Macauley Bonne, a striker for Gillingham, is performing admirably, and manager Neil Harris believes goals will soon follow.
Macauley Bonne, a striker for Gillingham, is expected to score soon, according to manager Neil Harris.
The Gills had to be patient with the frontman when he first joined in August since he was less fit than the rest of the team. However, he is now beginning to have an impact.
In the 2-1 victory against Morecambe last Saturday, Harris thought Bonne should have scored when his shot from a corner was disallowed after the referee saw a foul in the box.
Harris, who started George Lapslie and Bonne up top instead of early-season favorites Ashley Nadesan and Tom Nichols, stated, “He deserved a goal and I thought he was excellent leading the line.”
“The [goals] won’t be far behind if he keeps playing like that, but we have to make sure we’re creating for him.
“I thought he deserved a goal because he gave a strong, selfless performance,” the referee said.
“His performance in training was a farce. Macauley is simply becoming better and better at staying in shape, and he is learning how to play the way I want him to.
“We signed Macauley Bonne because I want him to be the No. 9 that played at Leyton Orient, not the No. 9, back to goal, coming to the ball constantly, that is not his key attribute,” said Bonne.

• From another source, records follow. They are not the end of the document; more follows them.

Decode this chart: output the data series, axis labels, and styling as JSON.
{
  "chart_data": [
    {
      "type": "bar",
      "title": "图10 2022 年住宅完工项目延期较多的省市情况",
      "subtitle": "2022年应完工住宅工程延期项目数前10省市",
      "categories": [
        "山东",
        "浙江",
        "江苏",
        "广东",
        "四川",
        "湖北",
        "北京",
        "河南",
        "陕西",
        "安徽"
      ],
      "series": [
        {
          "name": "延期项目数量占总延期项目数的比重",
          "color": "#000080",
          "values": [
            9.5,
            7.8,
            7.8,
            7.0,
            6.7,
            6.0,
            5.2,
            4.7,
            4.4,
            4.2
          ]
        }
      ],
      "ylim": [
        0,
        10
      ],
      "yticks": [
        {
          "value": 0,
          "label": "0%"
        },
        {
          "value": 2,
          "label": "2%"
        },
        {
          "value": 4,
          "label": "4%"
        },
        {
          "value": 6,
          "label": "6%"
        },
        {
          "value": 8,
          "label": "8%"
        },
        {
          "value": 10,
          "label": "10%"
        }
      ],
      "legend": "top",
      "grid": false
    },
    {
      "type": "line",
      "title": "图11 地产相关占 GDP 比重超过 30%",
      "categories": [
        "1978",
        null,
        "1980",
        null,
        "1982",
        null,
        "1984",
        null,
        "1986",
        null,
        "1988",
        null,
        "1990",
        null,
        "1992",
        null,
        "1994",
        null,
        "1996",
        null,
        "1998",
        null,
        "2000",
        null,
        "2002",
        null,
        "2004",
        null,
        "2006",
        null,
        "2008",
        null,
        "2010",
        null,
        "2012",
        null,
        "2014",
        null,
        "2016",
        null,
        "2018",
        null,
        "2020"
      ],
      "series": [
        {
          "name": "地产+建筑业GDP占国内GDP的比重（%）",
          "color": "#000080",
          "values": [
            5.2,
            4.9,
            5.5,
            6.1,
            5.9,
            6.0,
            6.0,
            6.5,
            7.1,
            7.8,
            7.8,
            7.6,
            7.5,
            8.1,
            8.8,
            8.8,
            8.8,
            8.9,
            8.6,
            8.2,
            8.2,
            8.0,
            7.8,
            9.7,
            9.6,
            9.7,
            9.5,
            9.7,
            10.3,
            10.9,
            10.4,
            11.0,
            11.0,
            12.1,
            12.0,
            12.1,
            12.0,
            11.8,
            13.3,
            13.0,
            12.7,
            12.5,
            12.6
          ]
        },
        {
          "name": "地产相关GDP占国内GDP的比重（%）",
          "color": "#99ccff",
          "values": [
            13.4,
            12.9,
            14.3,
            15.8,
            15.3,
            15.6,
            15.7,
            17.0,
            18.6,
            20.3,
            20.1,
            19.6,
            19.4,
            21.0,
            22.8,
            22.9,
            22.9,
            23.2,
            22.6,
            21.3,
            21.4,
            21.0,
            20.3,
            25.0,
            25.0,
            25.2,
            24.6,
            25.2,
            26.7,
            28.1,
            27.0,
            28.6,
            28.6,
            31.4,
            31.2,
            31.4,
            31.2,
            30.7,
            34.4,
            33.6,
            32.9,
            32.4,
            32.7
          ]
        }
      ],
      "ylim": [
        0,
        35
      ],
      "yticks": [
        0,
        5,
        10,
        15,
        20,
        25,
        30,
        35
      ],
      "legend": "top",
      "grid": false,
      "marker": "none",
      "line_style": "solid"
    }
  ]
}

In the end, he is a hustle-and-bustle center forward who scores goals naturally, and we have
The Gills went into last weekend with five 1-0 wins behind them. Harris is aware they need more goals – they are top of the table but among the lowest scorers in the league – and Saturday’s performance deserved more.
They were more of a threat in the attacking third having done extra work on their offensive play in training.
Harris said: “It was nice to score two goals in a game, really vital. I’m not burying my head in the sand, we have won a lot of games 1-0 and as much as it is brilliant (to score more), a win is a win.
“It makes no difference how you win 25 games a season. To achieve, you have to win games of football, 1-0, 5-4 – makes no difference whatsoever.
“I am pleased we scored two good goals because we gave away a really poor goal, which has been unlike us, but we are a work in progress.
“We signed loads of players in January and we hit the ground running, we signed loads of players in the summer again and it takes time for me to gel the group, for me to see combinations. It takes time for the group to gel and get used to working with me sometimes.
“It’s been a brilliant start, top of the league after eight, but it is only eight.
“We worked all last week on attacking play and the chances we created. I know we might have stats showing 11 or 12 chances created, but the chances we did create were absolute clear-cut chances as well and how the game is only a one-goal swing is bizarre.
“I was really delighted with the players’ attitude to protect the ball first half, be brave with the ball, positions we got into and everything we asked of them they delivered, in their own ways two really, really good goals. One is a set-piece, organised on the training pitch, and the second one a moment of magic from Connor Mahoney.
“We saw in that first half how much we can control a game and be creative.
“We have seen us control games without being creative and then we have seen us look a little all over the shop, that is to be expected. I watched Southampton (last week), a top side, and they looked like that against Leicester.
“We are developing as a group and it helps having a week on the training pitch. We have another week this week, an opportunity to sharpen up at both ends of the pitch, and I just have to keep dragging the group forward.”